Recovery and remediation
If a company experiences a ransomware attack, it needs to go into recovery and remediation mode as quickly as possible to minimize the damage. This includes recovering systems and data as well as repairing any damage affecting employees, customers, and the corporate brand.
“Create comprehensive recovery playbooks with system restore sequence prioritized and public communications strategies that target customers, regulators, and law enforcement,” Otte says. “Engage legal counsel, cyber insurance points of contact, and forensic responders in advance to make informed, timely, and notification requirement-appropriate determinations.”

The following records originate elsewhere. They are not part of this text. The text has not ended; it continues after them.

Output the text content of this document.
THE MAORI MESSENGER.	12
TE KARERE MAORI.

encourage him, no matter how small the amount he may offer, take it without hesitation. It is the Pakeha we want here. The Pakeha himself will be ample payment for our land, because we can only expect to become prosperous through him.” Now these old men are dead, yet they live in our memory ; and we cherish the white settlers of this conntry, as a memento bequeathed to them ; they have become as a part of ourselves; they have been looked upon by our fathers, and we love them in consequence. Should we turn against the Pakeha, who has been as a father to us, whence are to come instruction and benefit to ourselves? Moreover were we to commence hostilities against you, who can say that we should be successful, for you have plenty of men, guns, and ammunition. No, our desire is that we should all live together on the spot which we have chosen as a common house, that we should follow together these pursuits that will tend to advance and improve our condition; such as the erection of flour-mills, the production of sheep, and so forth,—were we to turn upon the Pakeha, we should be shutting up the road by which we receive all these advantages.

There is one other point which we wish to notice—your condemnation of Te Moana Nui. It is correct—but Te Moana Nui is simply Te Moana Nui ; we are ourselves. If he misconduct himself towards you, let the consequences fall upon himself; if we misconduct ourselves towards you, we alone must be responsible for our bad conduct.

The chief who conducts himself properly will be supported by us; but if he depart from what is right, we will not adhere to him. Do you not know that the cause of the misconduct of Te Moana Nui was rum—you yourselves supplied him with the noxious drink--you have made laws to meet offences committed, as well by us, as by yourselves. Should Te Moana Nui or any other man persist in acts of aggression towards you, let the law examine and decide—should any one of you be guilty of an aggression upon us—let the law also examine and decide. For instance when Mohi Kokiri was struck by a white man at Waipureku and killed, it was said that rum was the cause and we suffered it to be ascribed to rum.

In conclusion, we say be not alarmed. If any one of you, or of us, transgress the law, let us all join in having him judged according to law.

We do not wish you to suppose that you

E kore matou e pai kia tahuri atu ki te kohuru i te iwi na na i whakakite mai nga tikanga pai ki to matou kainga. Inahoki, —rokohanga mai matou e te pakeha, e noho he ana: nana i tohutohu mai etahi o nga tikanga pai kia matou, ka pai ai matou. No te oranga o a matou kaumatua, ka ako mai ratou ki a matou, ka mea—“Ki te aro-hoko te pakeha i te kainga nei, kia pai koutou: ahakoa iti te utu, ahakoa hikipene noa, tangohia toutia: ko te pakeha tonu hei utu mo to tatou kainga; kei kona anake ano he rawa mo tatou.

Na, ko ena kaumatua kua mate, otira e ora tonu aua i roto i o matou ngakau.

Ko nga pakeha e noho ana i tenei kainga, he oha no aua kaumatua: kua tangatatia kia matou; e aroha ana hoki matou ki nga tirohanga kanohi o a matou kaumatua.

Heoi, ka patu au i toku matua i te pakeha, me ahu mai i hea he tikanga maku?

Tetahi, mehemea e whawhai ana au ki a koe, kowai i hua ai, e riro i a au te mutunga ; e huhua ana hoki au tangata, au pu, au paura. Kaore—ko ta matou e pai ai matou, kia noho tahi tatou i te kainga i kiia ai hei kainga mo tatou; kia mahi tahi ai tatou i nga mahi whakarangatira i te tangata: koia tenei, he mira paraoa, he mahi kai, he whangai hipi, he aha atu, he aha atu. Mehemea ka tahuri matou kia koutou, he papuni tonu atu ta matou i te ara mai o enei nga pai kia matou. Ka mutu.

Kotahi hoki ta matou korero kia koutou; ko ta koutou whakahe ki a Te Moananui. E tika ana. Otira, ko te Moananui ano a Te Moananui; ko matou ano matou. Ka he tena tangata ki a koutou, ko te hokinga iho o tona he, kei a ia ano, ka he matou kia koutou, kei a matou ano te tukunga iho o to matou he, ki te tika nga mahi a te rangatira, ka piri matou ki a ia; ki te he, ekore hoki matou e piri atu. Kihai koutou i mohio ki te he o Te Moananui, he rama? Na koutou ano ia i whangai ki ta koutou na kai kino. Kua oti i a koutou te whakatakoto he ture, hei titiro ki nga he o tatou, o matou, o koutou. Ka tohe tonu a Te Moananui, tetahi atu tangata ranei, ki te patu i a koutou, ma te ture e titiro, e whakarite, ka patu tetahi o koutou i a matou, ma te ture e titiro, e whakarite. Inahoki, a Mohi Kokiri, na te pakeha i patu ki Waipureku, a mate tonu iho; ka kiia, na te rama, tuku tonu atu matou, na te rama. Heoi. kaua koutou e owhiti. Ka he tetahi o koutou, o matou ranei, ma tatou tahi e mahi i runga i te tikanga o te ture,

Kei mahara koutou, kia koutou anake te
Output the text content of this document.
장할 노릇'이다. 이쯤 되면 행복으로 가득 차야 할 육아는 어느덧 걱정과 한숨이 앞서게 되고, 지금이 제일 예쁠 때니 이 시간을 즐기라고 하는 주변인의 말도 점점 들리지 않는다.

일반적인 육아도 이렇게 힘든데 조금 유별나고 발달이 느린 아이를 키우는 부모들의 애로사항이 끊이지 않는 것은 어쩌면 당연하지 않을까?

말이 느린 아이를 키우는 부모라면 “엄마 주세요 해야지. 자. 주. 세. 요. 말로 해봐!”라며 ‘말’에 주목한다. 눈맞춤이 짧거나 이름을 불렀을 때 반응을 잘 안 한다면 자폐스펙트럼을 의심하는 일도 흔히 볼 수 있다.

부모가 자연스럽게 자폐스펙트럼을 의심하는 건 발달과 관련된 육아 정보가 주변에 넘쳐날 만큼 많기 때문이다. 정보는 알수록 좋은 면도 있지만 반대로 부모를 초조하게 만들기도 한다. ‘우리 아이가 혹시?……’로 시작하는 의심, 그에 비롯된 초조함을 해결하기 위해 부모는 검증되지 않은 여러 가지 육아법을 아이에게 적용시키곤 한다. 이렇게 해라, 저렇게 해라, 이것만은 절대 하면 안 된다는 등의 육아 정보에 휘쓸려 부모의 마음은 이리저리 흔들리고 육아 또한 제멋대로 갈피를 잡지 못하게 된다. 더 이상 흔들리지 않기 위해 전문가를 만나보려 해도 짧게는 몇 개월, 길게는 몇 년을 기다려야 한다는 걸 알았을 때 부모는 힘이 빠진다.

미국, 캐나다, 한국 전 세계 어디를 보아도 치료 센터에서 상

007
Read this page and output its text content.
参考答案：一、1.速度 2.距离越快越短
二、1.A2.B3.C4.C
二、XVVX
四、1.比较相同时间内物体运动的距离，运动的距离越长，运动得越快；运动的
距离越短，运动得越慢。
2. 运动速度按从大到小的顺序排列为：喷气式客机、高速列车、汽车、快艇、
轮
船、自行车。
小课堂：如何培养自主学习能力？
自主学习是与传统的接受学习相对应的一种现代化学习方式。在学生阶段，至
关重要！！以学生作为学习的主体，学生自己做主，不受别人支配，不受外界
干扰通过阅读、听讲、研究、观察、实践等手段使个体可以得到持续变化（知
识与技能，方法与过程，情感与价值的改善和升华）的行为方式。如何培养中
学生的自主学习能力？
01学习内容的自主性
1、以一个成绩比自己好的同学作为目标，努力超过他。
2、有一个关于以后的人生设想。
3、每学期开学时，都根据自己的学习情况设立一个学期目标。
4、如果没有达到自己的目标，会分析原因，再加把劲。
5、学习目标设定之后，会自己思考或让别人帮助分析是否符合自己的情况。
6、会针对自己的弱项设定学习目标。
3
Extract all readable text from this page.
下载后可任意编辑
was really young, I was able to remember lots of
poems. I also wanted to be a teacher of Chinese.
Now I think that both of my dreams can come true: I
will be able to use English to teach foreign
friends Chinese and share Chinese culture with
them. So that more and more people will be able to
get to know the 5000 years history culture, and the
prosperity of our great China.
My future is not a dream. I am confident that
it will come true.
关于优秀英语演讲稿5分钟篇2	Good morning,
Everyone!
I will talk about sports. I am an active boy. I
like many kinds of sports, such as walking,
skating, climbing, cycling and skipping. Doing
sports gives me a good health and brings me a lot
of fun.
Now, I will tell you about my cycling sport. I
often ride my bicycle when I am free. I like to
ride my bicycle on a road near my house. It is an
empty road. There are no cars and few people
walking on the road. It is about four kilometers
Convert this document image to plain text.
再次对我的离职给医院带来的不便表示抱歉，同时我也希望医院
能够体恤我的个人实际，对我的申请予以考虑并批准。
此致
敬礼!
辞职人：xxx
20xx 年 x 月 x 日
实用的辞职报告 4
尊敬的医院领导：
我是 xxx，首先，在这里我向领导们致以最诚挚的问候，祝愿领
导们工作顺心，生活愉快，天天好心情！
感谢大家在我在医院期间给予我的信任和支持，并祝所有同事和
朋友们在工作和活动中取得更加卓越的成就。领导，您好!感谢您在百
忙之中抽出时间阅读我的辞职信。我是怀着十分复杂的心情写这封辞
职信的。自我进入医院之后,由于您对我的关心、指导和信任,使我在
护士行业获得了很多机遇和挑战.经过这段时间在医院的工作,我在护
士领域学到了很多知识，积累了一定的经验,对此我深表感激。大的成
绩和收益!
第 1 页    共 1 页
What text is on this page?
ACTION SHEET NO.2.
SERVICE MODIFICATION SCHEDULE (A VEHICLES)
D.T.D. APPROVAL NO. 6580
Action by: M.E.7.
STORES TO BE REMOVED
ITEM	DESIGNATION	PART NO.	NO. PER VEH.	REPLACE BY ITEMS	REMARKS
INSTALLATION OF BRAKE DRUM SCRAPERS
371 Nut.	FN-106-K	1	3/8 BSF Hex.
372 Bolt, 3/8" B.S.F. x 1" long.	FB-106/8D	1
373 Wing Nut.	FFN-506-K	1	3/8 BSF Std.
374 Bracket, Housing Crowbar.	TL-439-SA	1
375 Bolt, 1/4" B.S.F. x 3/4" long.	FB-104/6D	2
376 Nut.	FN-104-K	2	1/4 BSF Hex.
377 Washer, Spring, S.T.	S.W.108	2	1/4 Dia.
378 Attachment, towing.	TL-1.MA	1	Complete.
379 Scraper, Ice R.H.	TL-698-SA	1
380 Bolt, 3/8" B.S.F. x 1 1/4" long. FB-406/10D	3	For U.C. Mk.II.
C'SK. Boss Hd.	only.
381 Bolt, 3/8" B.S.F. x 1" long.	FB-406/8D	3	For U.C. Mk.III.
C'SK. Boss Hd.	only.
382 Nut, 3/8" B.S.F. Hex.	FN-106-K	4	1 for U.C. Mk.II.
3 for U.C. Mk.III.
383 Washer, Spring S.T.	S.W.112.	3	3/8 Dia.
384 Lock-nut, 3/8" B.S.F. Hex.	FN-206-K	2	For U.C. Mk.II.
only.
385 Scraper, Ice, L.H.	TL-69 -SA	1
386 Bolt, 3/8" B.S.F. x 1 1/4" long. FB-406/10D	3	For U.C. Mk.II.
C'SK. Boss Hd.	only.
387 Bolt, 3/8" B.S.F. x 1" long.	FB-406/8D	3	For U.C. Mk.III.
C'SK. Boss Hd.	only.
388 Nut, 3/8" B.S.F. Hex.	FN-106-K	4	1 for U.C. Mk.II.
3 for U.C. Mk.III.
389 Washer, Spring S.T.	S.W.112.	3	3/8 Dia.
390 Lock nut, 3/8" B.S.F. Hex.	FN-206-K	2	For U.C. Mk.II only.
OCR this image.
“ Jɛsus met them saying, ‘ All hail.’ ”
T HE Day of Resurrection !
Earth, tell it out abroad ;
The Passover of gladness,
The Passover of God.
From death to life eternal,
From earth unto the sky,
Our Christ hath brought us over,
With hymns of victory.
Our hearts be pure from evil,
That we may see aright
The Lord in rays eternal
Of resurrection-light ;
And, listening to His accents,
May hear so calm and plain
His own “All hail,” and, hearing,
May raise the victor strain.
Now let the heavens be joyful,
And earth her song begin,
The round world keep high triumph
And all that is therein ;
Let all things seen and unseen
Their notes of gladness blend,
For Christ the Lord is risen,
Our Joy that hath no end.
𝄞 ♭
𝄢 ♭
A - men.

When a ransomware attack happens, “the remediation needs to be fast but precise,” Horwitz says. “You have to isolate systems immediately. Stop the spread. Kill off the malware’s communication paths. Bring in forensics to figure out how they got in. Because if you don’t understand the entry point, restoring from backup might just reintroduce the threat.”
Enterprises need to verify their backups before using them, Horwitz says. “I’ve seen companies restore clean-looking data only to discover the malware had been sitting dormant for weeks,” he says.
They also need to ensure regular backup processes are in place, Ernst says. “It is important to regularly back up data and also to test these backups regularly,” he says. “Data that is regularly backed up in an offline environment will not be affected by a direct ransomware attack.”
Access to this stored data should help minimize downtime, Ernst says. “Backups also help you rebuild infrastructure if you choose to pay the ransom and get encryption keys — only to find your data has been corrupted and made unusable. If the organization understands how long it takes to rebuild from a backup, then it can infer the estimated downtime from a ransomware attack,” he says.
Organizations that might consider negotiating with ransomware gangs on ransom payments should also keep on top of the latest advice and tactics.
The recovery process is not just technical, Horwitz says, but also reputational. “If customer trust is shaken, you have to rebuild that fast,” he says. “That means communicating clearly, owning what happened, and explaining what’s being done. Law enforcement has to be notified. Regulators too. And the lessons from that attack need to go right back into the playbook. What worked? What didn’t? Where did the team freeze up? That feedback loop is what strengthens your program.”
Having an effective internal and external ransomware communications plan is vital. “A ransomware attack communications strategy should be part of an organization’s general company playbook related to security breaches,” Ernst says. “It should spell out who must be informed — employees, customers, investors, other stakeholders — as well as how and when, what any communications will say, and who will do the communicating.”